Funding for higher ed
The right-wing publication the Federalist called it “garbage,” while Teen Vogue said it “doesn’t go far enough.” So call it the Goldilocks of federal higher education funding bills.
The College Affordability Act introduced in the House last fall is backed by congressional Democrats and would reauthorize the federal Higher Education Act in such a way that, as American Federation of Teachers (AFT) President Randi Weingarten put it in a statement, it would meet “the needs of the struggling and the striving by creating a genuine pathway to college affordability, revamping loan forgiveness so it is there for people who need it, and increasing the investment in colleges and universities – institutions that have long suffered terrible disinvestment.”
The proposal is meant to be a rebuke, not just to the systematic disinvestment in higher education over the decades, but to recent anti higher education policy crafted by US Secretary of Education Betsy Devos.
- The bill’s most important proposals, as stated by the AFT, are:
- A federal-state partnership to make tuition and fees for all community college students free.
- A 625 increase in the minimum Pell Grant.
- Availability of Pell Grants to incarcerated students and undocumented students, and also for qualifying short-term programs.
- Improvements to the Public Service Loan Forgiveness Program so that administrative hurdles no longer stand in the way of the loan forgiveness public employees have earned.
- Restoration of subsidized loans for graduate students.
- Increased accountability in Title IX language so that there is more accountability regarding sexual assault and harassment on campus.
- More wraparound services to increase student retention.
- Restoration of the gainful employment rule, which Education Secretary Betsy DeVos repealed. (The rule requires that career education programs – including all those at for-profit institutions – show that their graduates are able to find “gainful employment” upon graduating, preventing the perpetuation of shoddy programs.)
- Restoration of the borrower-defense rule, also repealed by DeVos. (This rule ensures that students who were defrauded by their institutions can have their student loans discharged.)
- Closing the 90-10 loophole and restoring it to 85-15. The 90-10 rule requires that for-profit colleges get at least 10 percent of their funding from sources other than federal financial aid – but a loophole exists in current law that means aid for military veterans (the GI Bill, for example) is excluded from that category.
- Additional grant aid for students who attend minority-serving institutions (including historically black colleges and universities).
The bill is meant to strengthen federal oversight. The Center for American Progress said, “Legislation would strengthen the Department of Education’s role in overseeing the agencies it authorizes as gatekeepers. Today, agencies essentially pick minimal examples of their best work to put up for review by the department. Changes would ensure that the department evaluates a representative sample of the accreditors’ work and reevaluates how those examples are chosen.”

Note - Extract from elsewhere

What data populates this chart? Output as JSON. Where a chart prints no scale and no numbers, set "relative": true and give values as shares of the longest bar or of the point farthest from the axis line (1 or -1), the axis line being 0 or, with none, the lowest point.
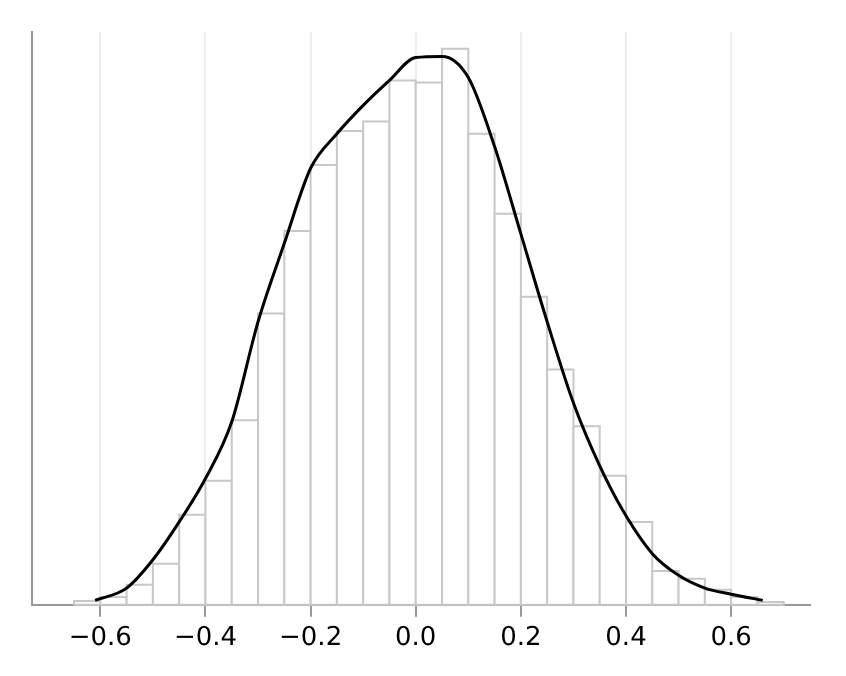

Representative Bobby Scott (D-VA), who chairs the House Education and Labor Committee, said of the College Affordability Act, “This proposal immediately cuts the cost of college for students and families and provides relief for existing borrowers. At the same time, it improves the quality of education by holding schools accountable for their students’ success, and it meets students’ individual needs by expanding access to more flexible college options and stronger support – helping students graduate on time and move into the workforce.”
The problem facing the Democratic plan is in the Republican-controlled Senate, where Scott’s Republican counterpart, Lamar Alexander (R-TN), offered in September what the press called a narrower reauthorization of the Higher Education Act.
Olivia Golden, executive director of the Center for Law and Social Policy, dismissed the Alexander plan, and in a statement said that it “reflects a piecemeal approach to higher education that fails to promote economic security and equity for millions of students with low incomes.”